Dari Surabaya, Kapolda Jatim Irjen Pol Herman S. Sumawiredja mengatakan, korban Ryan kemungkinan tidak hanya 11 orang, Sebab, hingga saat ini masih ada empat keluarga yang melaporkan kehilangan anggota keluarganya. Karena itu, polisi akan berupaya mencari korban-korban lain itu. Salah satunya dengan membongkar kuburan misterius yang ada di Malang dan Jombang.
Sumber Jawa Pos mengatakan, kuburan di Malang itu muncul berdasar pengakuan Ryan saat diperiksa di Polda Metro Jaya. Hanya, siapa identitasnya, dia enggan menyebutkan. "Kami akan bongkar dulu," katanya.
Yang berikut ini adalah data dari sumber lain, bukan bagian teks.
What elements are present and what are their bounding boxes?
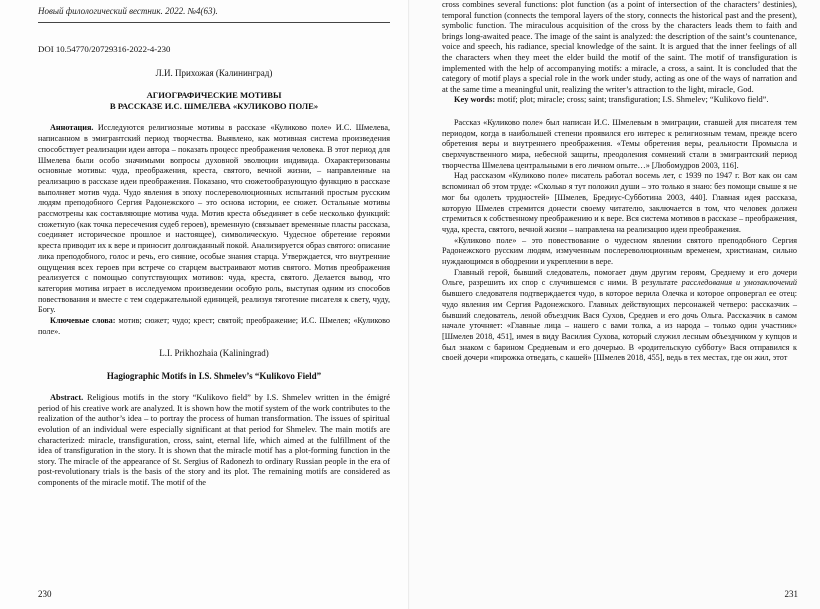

Kapolda juga mengakui, adanya kelengahan saat mengusut penemuan sesosok mayat di kebun tebu. Yaitu, tidak menuntaskan pengecekan mayat dengan melakukan tes DNA untuk memastikan apakah mayat yang ditemukan itu Asrori atau bukan.
Karena itulah, dia berjanji untuk mengusut letak kesalahan tersebut. "Kami masih bekerja. Kalau memang benar ada pemaksaan, petugas itu akan disanksi. Kesalahan apa pun, akan diumumkan kepada masyarakat," tandasnya.
Sementara itu, Kejaksaan Agung juga tak mau disalahkan terkait kasus pembunuhan Asrori. Menurut Jaksa Agung Muda Pidana Umum (JAM Pidum) Abdul Hakim Ritonga, berkas yang diperiksa jaksa selama ini berasal dari polisi. "Selama ini yang diperiksa jaksa hanya berkas. Jadi, apa yang dilakukan jaksa sudah benar," jelasnya. Bahkan, proses penyidikan dan penuntutan merupakan hal terpisah. Ritonga juga tidak akan berusaha memeriksa jaksa yang menyidangkan kasus itu. "Saya kira tidak perlu pemeriksaan. Tidak akan ada eksaminasi surat dakwaannya," ungkapnya.
Dia menerangkan, kasus tersebut mirip dengan kasus legendaris yang melibatkan Sengkon dan Karta sekitar 1974. Keduanya dihukum masing-masing 7 dan 12 tahun penjara atas tuduhan merampok dan membunuh suami istri Sulaiman dan Siti Haya di Desa Bojongsari, Bekasi, Jawa Barat. Belakangan pembunuh sebenarnya terkuak.
Pihak pengadilan sendiri juga tidak mau serta merta disalahkan. Juru Bicara Mahkamah Agung Djoko Sarwoko mengungkapkan, hakim tidak bisa disalahkan begitu saja. Sebab, selama ini hakim memutuskan suatu perkara berdasarkan berkas dari polisi dan jaksa. "Tidak ada urusannya kasus itu dengan hakim," ujarnya kemarin.
Menurut dia, pekerjaan hakim sudah sempurna manakala menyidangkan tiga terdakwa tersebut berdasarkan hukum pembuktian serta hukum acara yang benar. Sedangkan putusan yang diambil merupakan kemerdekaan yang dimiliki sepenuhnya para pengadil. "Kebebasan hakim juga tidak bisa diintervensi begitu saja," terangnya.
Putusan yang berkekuatan hukum tetap juga tidak bisa dianulir begitu saja. Jadi, meski putusannya salah, tidak serta merta membebaskan tiga pelaku yang telah ditahan tersebut.
Selain itu, belum terbukti bahwa Ryan adalah pembunuh Asrori. "Bisa kemungkinan ada pelaku lain," ungkapnya.
Untuk membebaskan tiga pelaku tersebut, harus diajukan peninjauan kembali (PK) berdasarkan putusan pengadilan yang memutuskan Ryan adalah pembunuh Asrori. "Jadi, pembebasannya juga harus melalui prosedur hukum," ungkapnya.